You need your systems to be well understood and well used. And to get there you need to “flood the zone” with training and support. 

Sure, iterating and developing the tool itself is a central part of the job for your technology accelerator team. But equally if not more important is an all-out, ally-minded dedication to ensuring that people have as much support as they need to use the existing capabilities. Such much so that when we’re building a team, we often fill an explicitly support-oriented role even before filling a more technical role.

When done well, this kind of support often looks much more casual than formal. It’s part of the relationship building you do all the time. 

People don’t just attend a couple trainings and then remember everything they need to know from there forward. That’s not how it really works, right? People need constant support, clarification, and reminders — in context -— as they’re trying to accomplish the work itself.

And by providing that level of support,  you’ll be getting as much help with your job as they will be getting help with theirs. Because to improve your systems you need constant feedback about what people’s challenges are,  what’s working well, and what could be improved. 

You’ve designed a racecar, and customized it for the race, and the expert drivers take it around the track and tell you how it feels.
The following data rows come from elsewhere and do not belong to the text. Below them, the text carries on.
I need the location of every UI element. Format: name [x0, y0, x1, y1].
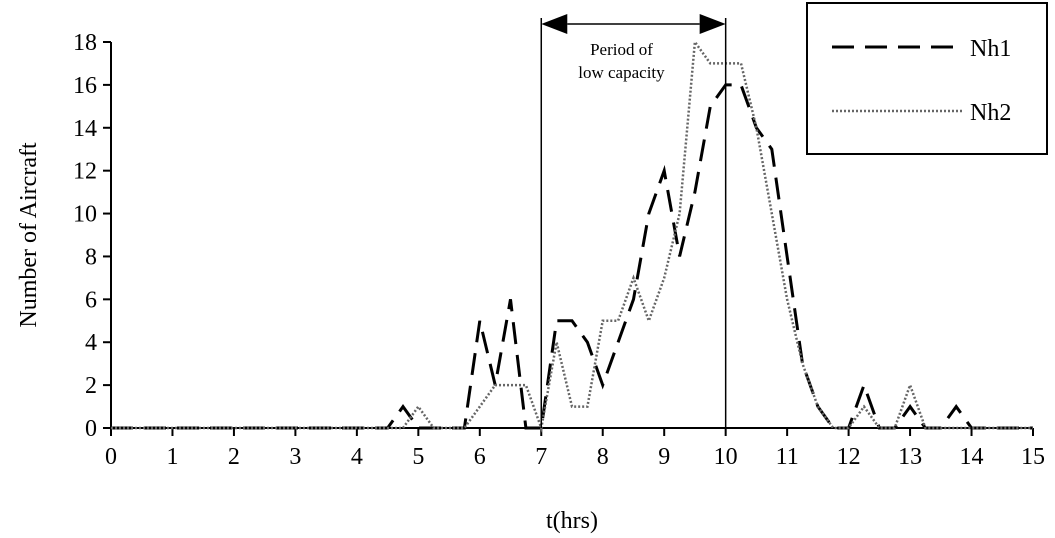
x-tick-label: 0: [105, 444, 117, 470]
annotation-label-line2: low capacity: [578, 63, 665, 82]
y-tick-label: 6: [85, 287, 97, 313]
y-tick-label: 18: [73, 30, 97, 56]
legend-box: [806, 2, 1048, 155]
x-tick-label: 9: [658, 444, 670, 470]
x-tick-label: 5: [412, 444, 424, 470]
y-tick-label: 16: [73, 73, 97, 99]
x-tick-label: 14: [960, 444, 984, 470]
series-layer: [111, 38, 1033, 433]
y-tick-label: 8: [85, 244, 97, 270]
x-tick-label: 2: [228, 444, 240, 470]
y-ticks: 0 2 4 6 8 10 12 14 16 18: [73, 30, 111, 442]
y-tick-label: 2: [85, 373, 97, 399]
period-arrow-right-head: [699, 14, 726, 34]
legend-label-nh1: Nh1: [970, 36, 1011, 62]
x-tick-label: 11: [776, 444, 799, 470]
x-tick-label: 3: [289, 444, 301, 470]
x-tick-label: 13: [898, 444, 922, 470]
x-tick-label: 6: [474, 444, 486, 470]
x-tick-label: 1: [166, 444, 178, 470]
x-ticks: 0 1 2 3 4 5 6 7 8 9 10 11 12 13 14 15: [105, 428, 1045, 470]
period-arrow-left-head: [541, 14, 568, 34]
y-tick-label: 14: [73, 116, 97, 142]
x-axis-title: t(hrs): [546, 508, 598, 534]
y-tick-label: 12: [73, 159, 97, 185]
legend: Nh1 Nh2: [806, 2, 1048, 155]
y-tick-label: 4: [85, 330, 97, 356]
x-tick-label: 4: [351, 444, 363, 470]
x-tick-label: 15: [1021, 444, 1045, 470]
x-tick-label: 8: [597, 444, 609, 470]
x-tick-label: 12: [837, 444, 861, 470]
series-line-nh2: [111, 38, 1033, 433]
y-tick-label: 10: [73, 202, 97, 228]
legend-label-nh2: Nh2: [970, 100, 1011, 126]
x-tick-label: 7: [535, 444, 547, 470]
y-axis-title: Number of Aircraft: [16, 142, 42, 328]
annotation-label-line1: Period of: [590, 40, 653, 59]
low-capacity-annotation: Period of low capacity: [540, 14, 727, 428]
x-tick-label: 10: [714, 444, 738, 470]
y-tick-label: 0: [85, 416, 97, 442]
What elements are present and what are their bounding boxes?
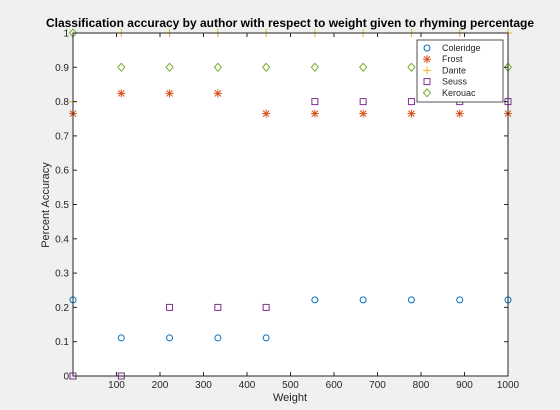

You make further adjustments, they take it out again, and on and on. You’re also watching them circle the track and noting things from your perspective, things they might not notice themselves about their own usage, you may see some slipping around the corner and know just how to tighten that up. You are not an inexperienced order taker here, you’re an expert engineer with experience and ideas about how to make things better. But you need to be there, watching them work, in order to bring this experience to bear. The cycle never stops, though the improvements get more and more precise, eventually addressing every aspect of the race. 

You can’t race the car for them. They need you to be thinking about new ways to make the engine more efficient and powerful, or new ways to make the shape a bit more optimally aerodynamic. But you can’t do this hiding behind a ticket queue, you have to get out there and be a part of the race, ready to jump in and help however is needed.

So don’t begrudgingly offer support around the edges. And don’t wait until people seek you out, or you’ll miss 80% of the useful stuff and 80% of the chance to make an impact. Flood the zone with user support! Every repetition you get out there on the field will make your users more confident, more secure, and give you constant reminders about what the actual priorities are.